The Greek government foreign policy opened up for EU’s step two against Russia
One first positive thing, that could have been said about this government, would have been if Kotsias would have proceeded to the use of veto on the Ukraine issue, against the rest of EU. It would have been good if Greece’s media-baptized, “radical left” government, could have stopped the escalating involvement in the neo-Nazis massacres of the population of Ukraine, and not just adjust to the existing, highly toxic aggressiveness towards Russia. But the foreign minister Mr Kotsias (the Pangalos-apprentice) didn’t… He just pointed out some incorrect procedure and then he dropped the key comment “the sanctions do not work”, which in foreign policy language basically means we should proceed to the next step against Russia.
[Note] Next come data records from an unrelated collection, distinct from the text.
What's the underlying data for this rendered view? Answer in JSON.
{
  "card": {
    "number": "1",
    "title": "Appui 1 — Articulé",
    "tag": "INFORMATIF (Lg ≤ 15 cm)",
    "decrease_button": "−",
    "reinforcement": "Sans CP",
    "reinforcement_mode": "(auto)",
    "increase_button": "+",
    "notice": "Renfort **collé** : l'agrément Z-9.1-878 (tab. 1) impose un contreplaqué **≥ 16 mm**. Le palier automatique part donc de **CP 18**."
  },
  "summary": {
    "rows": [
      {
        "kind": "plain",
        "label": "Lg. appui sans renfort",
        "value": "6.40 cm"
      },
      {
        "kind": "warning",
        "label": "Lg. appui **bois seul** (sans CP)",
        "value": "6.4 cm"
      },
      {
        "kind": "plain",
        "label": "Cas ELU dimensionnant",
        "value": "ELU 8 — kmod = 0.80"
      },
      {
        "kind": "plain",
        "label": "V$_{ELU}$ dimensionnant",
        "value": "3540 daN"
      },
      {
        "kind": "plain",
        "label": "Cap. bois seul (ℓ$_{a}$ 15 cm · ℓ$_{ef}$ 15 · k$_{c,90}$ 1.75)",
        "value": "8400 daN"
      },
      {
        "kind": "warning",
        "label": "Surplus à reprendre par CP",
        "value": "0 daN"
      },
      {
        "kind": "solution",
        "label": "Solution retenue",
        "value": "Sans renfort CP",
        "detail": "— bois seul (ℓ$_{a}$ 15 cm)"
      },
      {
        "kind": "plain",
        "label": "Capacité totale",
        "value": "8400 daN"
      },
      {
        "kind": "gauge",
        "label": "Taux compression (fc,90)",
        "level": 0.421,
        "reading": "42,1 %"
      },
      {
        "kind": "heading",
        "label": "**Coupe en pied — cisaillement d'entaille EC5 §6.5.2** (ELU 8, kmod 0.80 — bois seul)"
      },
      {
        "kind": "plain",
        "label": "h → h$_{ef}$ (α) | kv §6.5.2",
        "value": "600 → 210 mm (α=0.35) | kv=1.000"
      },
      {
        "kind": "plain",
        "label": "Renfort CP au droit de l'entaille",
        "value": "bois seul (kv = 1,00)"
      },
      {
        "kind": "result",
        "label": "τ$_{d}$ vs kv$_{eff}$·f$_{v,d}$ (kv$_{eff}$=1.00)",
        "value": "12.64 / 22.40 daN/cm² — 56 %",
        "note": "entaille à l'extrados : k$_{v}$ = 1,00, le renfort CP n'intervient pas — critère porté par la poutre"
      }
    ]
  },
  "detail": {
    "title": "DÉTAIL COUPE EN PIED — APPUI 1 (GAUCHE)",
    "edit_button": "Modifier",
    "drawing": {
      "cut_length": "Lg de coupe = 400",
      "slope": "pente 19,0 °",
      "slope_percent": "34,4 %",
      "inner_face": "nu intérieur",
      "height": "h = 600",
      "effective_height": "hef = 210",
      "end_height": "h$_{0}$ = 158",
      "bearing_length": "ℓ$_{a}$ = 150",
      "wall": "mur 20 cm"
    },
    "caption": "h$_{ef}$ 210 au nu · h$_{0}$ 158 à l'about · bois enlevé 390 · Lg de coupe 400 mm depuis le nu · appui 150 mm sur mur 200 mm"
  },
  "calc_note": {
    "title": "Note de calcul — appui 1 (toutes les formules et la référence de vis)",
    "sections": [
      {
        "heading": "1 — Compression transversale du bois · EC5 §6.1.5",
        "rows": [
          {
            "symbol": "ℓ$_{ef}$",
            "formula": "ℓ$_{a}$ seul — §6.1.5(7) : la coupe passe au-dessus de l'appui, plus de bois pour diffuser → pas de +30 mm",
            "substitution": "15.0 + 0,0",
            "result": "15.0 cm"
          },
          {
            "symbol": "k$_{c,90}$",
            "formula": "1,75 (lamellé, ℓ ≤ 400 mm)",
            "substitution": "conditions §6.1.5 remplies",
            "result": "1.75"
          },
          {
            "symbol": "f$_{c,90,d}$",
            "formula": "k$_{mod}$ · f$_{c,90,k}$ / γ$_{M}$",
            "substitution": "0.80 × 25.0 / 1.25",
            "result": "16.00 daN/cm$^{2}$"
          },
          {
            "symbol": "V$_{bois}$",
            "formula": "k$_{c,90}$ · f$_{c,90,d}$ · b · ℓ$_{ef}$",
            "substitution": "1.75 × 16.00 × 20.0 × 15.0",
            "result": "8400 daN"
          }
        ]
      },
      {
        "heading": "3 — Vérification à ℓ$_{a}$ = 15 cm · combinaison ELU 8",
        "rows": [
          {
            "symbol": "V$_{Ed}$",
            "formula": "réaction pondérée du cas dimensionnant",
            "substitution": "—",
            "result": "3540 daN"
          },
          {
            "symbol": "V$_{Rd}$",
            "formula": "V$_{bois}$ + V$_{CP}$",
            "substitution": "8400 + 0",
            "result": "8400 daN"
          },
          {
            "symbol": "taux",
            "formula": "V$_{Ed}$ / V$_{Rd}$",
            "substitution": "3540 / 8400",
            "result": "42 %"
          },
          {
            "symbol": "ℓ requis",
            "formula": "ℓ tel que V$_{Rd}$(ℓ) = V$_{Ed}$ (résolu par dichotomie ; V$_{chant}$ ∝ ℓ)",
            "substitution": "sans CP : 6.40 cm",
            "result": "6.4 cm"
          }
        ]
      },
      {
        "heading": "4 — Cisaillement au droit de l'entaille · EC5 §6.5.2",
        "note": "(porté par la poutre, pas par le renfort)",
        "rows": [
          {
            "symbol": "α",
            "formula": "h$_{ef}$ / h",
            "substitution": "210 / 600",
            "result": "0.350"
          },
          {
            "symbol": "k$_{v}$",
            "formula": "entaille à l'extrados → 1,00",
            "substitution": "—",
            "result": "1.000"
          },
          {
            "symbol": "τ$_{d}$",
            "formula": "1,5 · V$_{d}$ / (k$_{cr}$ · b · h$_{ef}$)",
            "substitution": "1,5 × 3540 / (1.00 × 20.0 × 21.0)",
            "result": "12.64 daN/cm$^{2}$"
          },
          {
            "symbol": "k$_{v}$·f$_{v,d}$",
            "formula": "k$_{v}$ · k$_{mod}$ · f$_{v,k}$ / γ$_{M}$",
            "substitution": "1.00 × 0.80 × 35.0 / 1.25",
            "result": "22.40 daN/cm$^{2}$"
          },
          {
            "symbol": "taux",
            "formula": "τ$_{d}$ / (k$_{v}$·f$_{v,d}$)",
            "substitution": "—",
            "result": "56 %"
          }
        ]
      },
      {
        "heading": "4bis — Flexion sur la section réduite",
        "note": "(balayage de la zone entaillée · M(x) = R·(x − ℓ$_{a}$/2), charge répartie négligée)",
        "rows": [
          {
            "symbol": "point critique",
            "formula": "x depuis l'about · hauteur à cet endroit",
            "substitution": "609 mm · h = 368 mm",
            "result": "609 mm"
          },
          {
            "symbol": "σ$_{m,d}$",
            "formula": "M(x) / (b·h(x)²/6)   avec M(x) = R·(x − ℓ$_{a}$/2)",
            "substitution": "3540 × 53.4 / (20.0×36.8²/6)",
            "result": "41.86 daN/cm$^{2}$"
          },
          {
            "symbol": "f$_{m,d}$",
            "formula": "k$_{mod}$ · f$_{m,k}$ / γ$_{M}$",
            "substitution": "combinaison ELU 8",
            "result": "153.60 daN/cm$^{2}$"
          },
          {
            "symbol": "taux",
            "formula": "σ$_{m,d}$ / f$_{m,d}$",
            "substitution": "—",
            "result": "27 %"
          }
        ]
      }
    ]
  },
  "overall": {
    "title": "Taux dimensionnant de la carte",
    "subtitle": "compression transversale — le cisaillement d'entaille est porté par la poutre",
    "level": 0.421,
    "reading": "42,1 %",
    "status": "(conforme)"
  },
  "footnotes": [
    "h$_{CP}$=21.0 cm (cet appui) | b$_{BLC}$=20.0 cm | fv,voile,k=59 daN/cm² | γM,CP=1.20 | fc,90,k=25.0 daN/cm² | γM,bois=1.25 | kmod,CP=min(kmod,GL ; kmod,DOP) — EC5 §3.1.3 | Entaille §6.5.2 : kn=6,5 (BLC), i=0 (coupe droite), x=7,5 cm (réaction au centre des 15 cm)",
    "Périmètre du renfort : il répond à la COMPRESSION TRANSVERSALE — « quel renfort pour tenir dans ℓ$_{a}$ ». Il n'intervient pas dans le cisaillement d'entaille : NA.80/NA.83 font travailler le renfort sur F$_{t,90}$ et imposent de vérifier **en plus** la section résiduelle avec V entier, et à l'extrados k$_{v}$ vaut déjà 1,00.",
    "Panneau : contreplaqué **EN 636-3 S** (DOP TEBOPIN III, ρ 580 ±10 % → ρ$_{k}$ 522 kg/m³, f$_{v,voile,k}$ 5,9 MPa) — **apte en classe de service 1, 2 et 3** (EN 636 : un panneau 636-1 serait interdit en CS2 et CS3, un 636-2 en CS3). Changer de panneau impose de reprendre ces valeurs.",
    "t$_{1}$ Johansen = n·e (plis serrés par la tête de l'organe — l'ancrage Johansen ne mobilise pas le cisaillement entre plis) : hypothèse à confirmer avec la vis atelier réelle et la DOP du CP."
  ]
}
He could have been the one who, with the support of international law and UN treaties, put his veto against “the EU’s ambition to be able to unilaterally declare war and start a war against a sovereign nation and from a third nation’s land”. That not a single representative, from any other member country, saw any problems with the fact that EU want to violate international law and existing UN treaties and resolutions, was not the problem according to Kotsias. But that they “ignored the prescribed procedure for Greece’s consent,” was certainly something he would not tolerate.
We know from historical facts that the comment “sanctions do not work” means let us go to step two. Airstrikes, drones, cluster bombs, create or support local “west-friendly ‘butchers and when that “does not work”, go to step three, land invasion (Korea, Vietnam, Cambodia, Argentina, Serbia, Somalia, Afghanistan, Pakistan, Iraq, Lebanon, Syria, Libya etc.). Only in cases where they did not dare to actually declare war, they continued with sanctions for decades, such as the Soviet Union, China, Cuba and North Korea. That the Greek government did not use its veto against the EU and its neo-liberal crusade against Russia, is a position that is in direct conflict with the majority of the Greek people’s view and so will every submissive, customer minded Greek government be.
No, I can not really understand why some evil-minded, suspicious people, strongly doubts that this really is “the European peoples best hope against the bankers, the EU’s neo-colonial austerity policies and the neo-Nazi, ethnic cleansings”? Can you?